Late wickets give Somerset a huge boost
Ben Phillips believes Somerset can put Hampshire under pressure after his two late wickets on the first day of the LV= County Championship match at the Rose Bowl.
The tall seam bowler, playing his first four-day match of the season, claimed scalps in his last two overs to restrict the hosts to 281 for seven after they had won the toss.
Phillips and Charl Willoughby were Somerset's star performers with two and three wickets respectively as Marcus Trescothick's men battled on a cold, windy day and a pitch that did not help the bowlers.
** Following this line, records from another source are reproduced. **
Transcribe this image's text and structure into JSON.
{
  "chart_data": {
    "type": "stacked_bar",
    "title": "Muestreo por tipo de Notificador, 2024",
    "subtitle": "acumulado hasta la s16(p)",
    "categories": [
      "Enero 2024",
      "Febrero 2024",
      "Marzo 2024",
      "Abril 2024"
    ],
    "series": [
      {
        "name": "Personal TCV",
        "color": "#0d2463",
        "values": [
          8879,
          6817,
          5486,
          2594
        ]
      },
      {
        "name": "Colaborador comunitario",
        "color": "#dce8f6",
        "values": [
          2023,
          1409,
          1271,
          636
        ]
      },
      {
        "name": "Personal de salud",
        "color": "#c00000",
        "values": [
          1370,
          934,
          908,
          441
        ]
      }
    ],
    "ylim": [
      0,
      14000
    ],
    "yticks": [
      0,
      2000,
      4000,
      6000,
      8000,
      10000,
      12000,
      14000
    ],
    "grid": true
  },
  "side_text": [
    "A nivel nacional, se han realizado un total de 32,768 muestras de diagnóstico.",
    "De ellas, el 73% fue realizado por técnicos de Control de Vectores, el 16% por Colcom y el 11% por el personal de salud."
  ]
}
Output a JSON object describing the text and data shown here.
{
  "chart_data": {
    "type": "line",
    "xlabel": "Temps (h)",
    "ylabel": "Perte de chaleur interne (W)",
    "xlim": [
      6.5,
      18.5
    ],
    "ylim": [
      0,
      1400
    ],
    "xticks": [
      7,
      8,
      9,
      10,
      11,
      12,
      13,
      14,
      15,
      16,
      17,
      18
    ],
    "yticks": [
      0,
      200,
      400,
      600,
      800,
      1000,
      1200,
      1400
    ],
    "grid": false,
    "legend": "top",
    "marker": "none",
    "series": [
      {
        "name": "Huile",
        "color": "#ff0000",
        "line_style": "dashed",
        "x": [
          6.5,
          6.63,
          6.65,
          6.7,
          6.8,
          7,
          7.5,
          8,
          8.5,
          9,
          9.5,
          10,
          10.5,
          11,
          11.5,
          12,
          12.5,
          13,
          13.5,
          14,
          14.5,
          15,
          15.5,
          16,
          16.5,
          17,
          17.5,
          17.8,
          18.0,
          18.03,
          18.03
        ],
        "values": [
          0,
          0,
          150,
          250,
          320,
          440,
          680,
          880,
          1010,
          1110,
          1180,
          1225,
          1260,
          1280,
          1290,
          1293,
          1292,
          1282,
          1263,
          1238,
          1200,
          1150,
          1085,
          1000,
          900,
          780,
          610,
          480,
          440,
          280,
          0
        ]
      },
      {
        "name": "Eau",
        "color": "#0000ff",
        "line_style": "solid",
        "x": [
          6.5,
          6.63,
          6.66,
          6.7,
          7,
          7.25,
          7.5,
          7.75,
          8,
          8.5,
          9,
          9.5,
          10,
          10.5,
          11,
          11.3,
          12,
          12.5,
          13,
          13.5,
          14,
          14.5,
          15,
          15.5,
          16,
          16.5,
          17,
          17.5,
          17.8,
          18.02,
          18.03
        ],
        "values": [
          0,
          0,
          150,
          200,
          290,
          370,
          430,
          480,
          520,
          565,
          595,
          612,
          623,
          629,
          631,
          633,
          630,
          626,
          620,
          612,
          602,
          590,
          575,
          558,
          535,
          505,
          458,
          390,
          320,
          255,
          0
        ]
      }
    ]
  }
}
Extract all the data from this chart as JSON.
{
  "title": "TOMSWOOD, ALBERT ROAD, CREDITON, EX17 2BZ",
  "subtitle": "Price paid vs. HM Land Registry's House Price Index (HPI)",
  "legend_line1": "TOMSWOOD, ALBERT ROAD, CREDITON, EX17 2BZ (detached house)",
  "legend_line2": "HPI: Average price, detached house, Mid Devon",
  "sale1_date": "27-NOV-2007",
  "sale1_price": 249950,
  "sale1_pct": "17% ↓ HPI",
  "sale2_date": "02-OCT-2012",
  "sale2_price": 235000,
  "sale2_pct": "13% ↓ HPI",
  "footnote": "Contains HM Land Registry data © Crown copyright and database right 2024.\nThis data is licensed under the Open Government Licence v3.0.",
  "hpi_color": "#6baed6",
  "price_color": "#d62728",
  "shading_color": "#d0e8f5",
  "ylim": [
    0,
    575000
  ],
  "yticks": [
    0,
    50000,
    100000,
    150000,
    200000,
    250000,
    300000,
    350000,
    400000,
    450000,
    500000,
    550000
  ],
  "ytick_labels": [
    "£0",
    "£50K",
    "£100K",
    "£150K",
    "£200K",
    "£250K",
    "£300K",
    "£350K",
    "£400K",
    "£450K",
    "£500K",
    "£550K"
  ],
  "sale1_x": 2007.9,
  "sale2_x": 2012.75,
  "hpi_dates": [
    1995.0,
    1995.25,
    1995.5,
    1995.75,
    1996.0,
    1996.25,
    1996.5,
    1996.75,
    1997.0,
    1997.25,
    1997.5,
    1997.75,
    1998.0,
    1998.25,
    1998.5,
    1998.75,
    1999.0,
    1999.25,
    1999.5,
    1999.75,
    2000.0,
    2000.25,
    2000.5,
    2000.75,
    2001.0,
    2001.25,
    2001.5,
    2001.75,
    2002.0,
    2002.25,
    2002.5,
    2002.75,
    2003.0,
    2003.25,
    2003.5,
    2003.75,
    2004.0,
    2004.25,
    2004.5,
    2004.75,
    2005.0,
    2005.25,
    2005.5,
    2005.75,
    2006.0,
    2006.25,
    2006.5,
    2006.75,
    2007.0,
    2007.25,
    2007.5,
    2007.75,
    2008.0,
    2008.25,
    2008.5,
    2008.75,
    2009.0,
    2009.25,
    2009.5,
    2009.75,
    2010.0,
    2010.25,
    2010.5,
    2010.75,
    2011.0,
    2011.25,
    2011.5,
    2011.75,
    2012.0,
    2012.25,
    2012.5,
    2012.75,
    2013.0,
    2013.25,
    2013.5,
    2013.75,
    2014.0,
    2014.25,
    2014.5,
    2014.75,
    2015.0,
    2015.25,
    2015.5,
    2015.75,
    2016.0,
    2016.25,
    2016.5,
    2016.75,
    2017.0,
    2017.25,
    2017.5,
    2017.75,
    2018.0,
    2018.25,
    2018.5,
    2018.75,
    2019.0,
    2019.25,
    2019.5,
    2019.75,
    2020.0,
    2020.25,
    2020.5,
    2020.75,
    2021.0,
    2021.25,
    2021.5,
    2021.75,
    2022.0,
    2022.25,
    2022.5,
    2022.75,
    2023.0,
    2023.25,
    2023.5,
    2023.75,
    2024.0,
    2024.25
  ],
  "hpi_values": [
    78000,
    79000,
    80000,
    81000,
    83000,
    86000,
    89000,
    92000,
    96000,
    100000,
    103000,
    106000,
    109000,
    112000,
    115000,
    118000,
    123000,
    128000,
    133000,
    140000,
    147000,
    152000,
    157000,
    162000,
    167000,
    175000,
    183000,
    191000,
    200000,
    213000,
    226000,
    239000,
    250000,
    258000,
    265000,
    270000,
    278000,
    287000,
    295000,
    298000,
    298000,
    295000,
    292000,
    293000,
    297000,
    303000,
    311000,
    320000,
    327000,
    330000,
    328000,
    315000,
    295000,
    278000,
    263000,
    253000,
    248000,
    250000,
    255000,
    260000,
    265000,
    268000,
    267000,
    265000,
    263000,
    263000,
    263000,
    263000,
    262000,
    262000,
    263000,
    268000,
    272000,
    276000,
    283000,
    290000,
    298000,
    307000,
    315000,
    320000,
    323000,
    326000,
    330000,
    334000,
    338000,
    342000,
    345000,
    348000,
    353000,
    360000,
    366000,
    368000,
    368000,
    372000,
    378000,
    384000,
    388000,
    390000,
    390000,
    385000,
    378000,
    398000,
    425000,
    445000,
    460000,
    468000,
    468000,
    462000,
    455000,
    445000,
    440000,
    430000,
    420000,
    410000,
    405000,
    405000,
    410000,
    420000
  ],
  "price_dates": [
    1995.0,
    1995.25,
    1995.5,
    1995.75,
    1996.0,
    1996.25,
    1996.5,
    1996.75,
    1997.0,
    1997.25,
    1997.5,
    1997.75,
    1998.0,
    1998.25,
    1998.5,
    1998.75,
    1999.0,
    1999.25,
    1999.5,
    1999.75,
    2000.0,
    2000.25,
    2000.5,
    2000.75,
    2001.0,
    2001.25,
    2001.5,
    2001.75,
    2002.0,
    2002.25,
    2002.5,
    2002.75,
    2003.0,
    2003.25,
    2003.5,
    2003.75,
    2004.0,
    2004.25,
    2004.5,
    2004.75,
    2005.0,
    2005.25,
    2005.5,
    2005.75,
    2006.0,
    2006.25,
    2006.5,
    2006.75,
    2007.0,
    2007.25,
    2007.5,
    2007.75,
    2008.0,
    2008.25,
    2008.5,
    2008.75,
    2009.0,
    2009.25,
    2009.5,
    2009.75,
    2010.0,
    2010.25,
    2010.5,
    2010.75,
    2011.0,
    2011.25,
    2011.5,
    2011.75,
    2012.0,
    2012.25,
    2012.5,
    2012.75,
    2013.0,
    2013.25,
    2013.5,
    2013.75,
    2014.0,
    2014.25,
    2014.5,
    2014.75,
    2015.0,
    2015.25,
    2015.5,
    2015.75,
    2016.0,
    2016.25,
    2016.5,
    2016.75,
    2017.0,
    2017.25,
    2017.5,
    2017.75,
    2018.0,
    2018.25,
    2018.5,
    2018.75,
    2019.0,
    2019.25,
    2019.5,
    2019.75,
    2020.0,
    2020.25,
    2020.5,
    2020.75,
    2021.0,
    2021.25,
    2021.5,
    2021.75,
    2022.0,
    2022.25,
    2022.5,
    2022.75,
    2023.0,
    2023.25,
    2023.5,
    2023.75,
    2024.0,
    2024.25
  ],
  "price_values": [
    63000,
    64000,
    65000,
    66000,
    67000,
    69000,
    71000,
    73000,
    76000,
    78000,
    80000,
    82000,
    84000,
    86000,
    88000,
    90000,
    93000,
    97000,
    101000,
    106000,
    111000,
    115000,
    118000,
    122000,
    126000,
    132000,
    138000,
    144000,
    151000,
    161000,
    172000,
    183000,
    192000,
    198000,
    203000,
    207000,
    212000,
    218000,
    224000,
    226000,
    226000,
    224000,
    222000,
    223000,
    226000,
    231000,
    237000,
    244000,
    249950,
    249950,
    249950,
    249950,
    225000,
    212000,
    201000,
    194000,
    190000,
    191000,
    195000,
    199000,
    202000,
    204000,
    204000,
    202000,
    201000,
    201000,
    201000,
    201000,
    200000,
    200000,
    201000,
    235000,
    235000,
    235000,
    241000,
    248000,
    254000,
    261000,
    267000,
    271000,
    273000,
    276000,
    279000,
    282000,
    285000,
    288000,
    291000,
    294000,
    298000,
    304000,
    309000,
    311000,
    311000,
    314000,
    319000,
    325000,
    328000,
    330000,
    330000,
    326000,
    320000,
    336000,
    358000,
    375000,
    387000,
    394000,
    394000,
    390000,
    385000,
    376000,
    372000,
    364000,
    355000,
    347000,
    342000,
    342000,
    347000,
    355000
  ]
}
Phillips said: "I wasn't going to be playing until Thommo [Alfonso Thomas] pulled out late in the morning, so it was nice to play.
"Having Damien Wright here has not really helped my cause in terms of getting a place in the side – he has done very well and is a first pick and I have had to wait my turn – but I bowled reasonably well today and, if we can knock them over early, we will have done well."
Willoughby got Somerset into a strong position at 123 for five but a lack of real quality back-up bowling allowed Nic Pothas and Sean Ervine to thump a stand of 158 for the sixth wicket in 40 overs.
Willoughby had been left out of Sunday's Clydesdale Bank 40 win over the Unicorns but he bounced back to form after going wicketless in last week's draw with Lancashire at Old Trafford.
The left-armer had Jimmy Adams leg before wicket for one, propping forward in the third over, and then Michael Carberry, the country's second top run-scorer after Yorkshire's Jacques Rudolph, was caught behind cutting for eight.
Hampshire would have been 19 for three had James Hildreth not dropped Liam Dawson at second slip, also off Willoughby, to end the Kolpak signing's pre-lunch spell of two for eight.
Leg-spinner Michael Munday then came on for the over after lunch and Dawson failed to make good his fortune when he missed a sweep at the third ball and was sent on his way lbw for 28.
After lunch former Somerset batsman Neil McKenzie grafter his way to 48 before he tried to drive Pete Trego and chopped on to his stumps. Then Willoughby returned to slant one across England Under-19 man James Vince, who pushed forward and edged behind for 26.
But from then on the African pair counter-attacked in a manner that did not suggest Hampshire had lost all four previous Championship games. If they lose this one, it will be the club's worst-ever start to a season.
Munday was particularly expensive. He was trusted with nine overs and conceded 54 runs as he was struck for three sixes. It is never easy for a youthful leg-spinner, but he lacks the control of his younger colleague Max Waller.
Wright, in his last Championship match before he is replaced in Somerset's squad by Murali Kartik, and Phillips, in his first four-day appearance of the season, toiled hard. Phillips was rewarded when Pothas top- edged a pull for 87 before Dominic Cork fended into the slips for a duck. Ervine will resume on 75 not out.